USDA Loans


A USDA loan, also called a Rural Development Loan, is the most affordable home loan for a select group of qualified borrowers seeking to buy a home in an eligible rural area. Backed by the federal government, a USDA loan qualifies buyers to put no money down and receive 100% financing; plus, all closing costs are paid for by either the seller or financed into the loan.

Benefits of a USDA loan

  • No down payment
  • Competitive interest rates
  • 100% financing
  • Closing costs covered
  • Gifts and grants permitted from family, friends and non-profits

Who is Eligible for a USDA Loan?

There are 4 factors when qualifying borrowers for USDA loans:

  1. Credit Worthiness: When an underwriter reviews your credit history on a USDA Loan, the major thing they will be looking for is a history of paying your bills in a timely fashion. If you have had blemishes in the past, they may be overlooked as long as you have reestablished your credit over the past 12 months.

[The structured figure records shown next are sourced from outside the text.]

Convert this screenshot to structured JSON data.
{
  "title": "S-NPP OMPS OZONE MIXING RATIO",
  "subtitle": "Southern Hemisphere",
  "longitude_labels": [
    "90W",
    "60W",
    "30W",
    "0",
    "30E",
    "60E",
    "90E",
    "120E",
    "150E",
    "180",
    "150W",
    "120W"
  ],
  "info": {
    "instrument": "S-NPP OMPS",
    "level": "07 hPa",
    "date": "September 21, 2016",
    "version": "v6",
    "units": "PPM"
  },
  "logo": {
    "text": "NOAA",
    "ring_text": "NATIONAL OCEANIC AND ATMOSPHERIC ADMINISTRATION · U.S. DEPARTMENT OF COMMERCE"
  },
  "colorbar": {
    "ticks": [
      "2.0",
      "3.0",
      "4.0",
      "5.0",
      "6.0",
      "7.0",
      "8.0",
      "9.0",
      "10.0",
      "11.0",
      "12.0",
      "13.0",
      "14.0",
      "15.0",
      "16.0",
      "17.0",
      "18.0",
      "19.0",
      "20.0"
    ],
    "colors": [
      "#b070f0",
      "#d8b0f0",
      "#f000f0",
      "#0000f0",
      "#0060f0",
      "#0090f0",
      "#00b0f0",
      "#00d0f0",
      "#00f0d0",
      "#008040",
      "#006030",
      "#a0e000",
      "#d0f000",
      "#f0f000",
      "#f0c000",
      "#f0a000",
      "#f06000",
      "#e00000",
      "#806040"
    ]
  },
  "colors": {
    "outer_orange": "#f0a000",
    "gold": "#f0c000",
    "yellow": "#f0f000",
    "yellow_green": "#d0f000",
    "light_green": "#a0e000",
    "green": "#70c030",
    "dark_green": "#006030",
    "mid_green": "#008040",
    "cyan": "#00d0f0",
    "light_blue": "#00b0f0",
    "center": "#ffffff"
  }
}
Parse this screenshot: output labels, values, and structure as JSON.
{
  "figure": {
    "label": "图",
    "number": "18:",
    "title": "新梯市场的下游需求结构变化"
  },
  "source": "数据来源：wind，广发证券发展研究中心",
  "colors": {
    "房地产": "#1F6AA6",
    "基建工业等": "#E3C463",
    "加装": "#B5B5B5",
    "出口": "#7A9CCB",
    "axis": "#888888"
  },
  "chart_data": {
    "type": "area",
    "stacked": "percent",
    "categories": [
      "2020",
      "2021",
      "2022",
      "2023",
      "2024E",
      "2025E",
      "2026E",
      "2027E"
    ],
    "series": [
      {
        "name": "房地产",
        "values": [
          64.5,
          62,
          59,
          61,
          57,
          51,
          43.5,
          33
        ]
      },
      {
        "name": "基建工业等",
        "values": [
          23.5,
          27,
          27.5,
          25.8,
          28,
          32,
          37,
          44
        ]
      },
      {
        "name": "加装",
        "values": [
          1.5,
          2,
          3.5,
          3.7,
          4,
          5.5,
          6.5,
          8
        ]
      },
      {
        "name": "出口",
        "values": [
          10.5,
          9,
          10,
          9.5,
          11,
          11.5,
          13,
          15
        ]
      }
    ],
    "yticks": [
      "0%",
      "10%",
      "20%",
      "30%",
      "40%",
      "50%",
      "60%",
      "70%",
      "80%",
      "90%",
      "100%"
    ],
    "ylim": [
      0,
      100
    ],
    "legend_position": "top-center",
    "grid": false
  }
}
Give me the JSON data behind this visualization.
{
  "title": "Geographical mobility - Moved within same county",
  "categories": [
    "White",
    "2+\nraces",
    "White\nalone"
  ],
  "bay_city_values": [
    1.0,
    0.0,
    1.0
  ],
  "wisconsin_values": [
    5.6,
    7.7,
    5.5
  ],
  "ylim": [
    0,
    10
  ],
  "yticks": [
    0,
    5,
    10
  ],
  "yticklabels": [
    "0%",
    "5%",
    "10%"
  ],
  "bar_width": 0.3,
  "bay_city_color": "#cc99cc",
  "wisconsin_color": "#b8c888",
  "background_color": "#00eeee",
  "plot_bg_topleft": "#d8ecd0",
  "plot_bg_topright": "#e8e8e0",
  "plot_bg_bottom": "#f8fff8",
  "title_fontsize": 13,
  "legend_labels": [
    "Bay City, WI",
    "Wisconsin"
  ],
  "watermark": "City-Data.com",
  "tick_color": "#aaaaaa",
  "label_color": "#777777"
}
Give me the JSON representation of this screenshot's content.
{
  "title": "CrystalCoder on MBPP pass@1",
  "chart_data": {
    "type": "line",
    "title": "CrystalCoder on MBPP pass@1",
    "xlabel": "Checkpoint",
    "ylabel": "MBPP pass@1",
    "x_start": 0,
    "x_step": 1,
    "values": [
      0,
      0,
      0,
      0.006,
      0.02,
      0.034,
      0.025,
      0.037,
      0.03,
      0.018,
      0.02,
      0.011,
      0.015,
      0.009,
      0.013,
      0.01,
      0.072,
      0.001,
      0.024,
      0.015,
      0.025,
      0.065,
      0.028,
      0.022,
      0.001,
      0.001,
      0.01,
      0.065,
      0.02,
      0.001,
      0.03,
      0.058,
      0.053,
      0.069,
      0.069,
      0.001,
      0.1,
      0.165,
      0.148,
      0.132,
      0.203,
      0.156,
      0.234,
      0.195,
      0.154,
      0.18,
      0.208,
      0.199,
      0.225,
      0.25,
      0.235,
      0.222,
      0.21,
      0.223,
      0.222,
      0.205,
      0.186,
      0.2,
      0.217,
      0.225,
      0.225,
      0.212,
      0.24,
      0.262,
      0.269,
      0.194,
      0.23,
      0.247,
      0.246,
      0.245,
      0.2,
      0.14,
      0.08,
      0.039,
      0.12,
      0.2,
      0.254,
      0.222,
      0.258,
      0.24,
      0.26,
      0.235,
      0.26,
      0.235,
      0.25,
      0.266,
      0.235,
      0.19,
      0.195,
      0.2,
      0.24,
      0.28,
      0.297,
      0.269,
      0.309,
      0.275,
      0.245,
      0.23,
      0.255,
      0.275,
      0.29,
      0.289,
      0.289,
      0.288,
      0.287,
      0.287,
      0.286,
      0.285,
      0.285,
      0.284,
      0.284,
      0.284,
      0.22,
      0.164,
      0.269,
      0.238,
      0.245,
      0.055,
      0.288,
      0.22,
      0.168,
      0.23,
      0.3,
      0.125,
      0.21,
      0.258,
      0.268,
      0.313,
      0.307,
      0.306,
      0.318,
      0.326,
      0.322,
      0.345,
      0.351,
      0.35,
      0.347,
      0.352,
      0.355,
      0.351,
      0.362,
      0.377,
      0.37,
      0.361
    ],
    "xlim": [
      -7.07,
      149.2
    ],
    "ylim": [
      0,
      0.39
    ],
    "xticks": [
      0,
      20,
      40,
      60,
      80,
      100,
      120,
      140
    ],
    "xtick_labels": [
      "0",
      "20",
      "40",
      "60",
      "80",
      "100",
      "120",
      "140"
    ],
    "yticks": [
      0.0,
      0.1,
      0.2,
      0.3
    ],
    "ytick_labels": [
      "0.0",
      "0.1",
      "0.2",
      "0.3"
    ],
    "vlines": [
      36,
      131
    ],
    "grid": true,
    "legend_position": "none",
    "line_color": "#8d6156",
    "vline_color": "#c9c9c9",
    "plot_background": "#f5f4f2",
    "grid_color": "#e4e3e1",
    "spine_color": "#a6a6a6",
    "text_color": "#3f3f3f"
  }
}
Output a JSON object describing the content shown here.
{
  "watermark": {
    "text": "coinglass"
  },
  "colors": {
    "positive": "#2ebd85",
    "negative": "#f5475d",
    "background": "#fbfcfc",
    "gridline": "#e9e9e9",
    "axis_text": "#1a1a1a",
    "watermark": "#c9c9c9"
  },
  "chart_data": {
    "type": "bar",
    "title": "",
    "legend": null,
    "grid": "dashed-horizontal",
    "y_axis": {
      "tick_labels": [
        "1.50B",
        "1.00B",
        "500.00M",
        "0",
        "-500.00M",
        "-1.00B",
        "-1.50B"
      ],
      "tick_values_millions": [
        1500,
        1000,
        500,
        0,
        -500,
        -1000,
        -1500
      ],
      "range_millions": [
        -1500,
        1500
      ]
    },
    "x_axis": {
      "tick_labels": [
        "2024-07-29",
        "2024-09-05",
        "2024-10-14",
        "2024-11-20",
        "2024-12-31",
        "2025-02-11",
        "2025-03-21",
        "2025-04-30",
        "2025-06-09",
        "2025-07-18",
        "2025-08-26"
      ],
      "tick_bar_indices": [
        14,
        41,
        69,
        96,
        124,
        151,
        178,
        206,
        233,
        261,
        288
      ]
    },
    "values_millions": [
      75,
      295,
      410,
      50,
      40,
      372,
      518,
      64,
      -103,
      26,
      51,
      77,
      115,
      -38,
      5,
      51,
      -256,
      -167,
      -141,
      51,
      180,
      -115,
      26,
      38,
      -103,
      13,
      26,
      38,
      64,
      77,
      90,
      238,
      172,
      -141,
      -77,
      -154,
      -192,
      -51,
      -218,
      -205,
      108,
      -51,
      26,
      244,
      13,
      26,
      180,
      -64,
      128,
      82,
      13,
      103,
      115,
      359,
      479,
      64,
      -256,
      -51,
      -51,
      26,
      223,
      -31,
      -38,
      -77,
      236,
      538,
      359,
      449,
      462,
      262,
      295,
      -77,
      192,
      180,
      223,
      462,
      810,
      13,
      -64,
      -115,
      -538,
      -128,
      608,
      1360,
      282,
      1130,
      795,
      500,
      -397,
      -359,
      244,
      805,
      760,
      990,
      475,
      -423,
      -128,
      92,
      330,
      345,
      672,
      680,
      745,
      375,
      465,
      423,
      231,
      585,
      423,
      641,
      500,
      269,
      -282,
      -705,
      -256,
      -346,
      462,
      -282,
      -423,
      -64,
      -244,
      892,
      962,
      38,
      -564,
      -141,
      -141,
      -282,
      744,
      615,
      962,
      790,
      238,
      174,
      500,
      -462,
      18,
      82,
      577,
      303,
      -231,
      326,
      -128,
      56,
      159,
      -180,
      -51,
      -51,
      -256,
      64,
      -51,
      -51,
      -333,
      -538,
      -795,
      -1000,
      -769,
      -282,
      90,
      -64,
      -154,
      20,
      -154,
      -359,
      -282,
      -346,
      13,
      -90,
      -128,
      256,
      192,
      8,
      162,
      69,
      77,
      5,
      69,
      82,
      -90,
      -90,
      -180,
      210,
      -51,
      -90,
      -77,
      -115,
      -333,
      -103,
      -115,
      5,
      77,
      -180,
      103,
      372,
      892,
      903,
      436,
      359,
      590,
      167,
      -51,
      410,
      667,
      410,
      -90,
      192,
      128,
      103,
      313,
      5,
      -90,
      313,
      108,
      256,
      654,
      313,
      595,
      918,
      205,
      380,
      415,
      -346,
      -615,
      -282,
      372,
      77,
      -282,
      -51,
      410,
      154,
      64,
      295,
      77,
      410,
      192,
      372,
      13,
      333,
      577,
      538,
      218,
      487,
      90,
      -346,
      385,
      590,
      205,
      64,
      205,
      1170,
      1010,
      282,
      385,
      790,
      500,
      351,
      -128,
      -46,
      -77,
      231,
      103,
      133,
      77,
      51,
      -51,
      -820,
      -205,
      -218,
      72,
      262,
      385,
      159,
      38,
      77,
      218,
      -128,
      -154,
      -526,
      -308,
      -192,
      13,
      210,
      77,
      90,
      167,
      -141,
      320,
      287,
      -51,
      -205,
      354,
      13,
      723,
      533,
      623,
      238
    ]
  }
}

Generally, any open judgments or collections will need to be paid off before you close on your new home.
  2. USDA Loan Income Restrictions: You will need to be able to document your income on a USDA Loan. USDA will generally want to see a two-year history of employment or consistent income. Exceptions on the two-year requirement can be made for applicants such as students. On a USDA Loan, assets are not required for approval, but can help overcome any possible blemishes on credit.
  3. Location: In order to qualify for a USDA Loan, your home must be located in a designated USDA rural area. You can check the USDA eligibility of your county. It might surprise you just how many areas of the United States do qualify for these no money down home loans. The goal of the USDA loan program is to help our nation's smaller, rural communities thrive by making land and property more affordable.
  4. Owning Additional Property: The USDA does not currently allow buyers to own another "adequate" property and buy another home by utilizing the USDA Loan program. The USDA loan is designed for those buyers who do not qualify for other financing and do not have adequate housing. However, there are certain circumstances when the USDA will allow you to keep the other home. For example, the USDA does not view mobile (manufactured) homes as adequate property. Other circumstances include if you have to move or if your current home is not adequately large enough for the size of your family.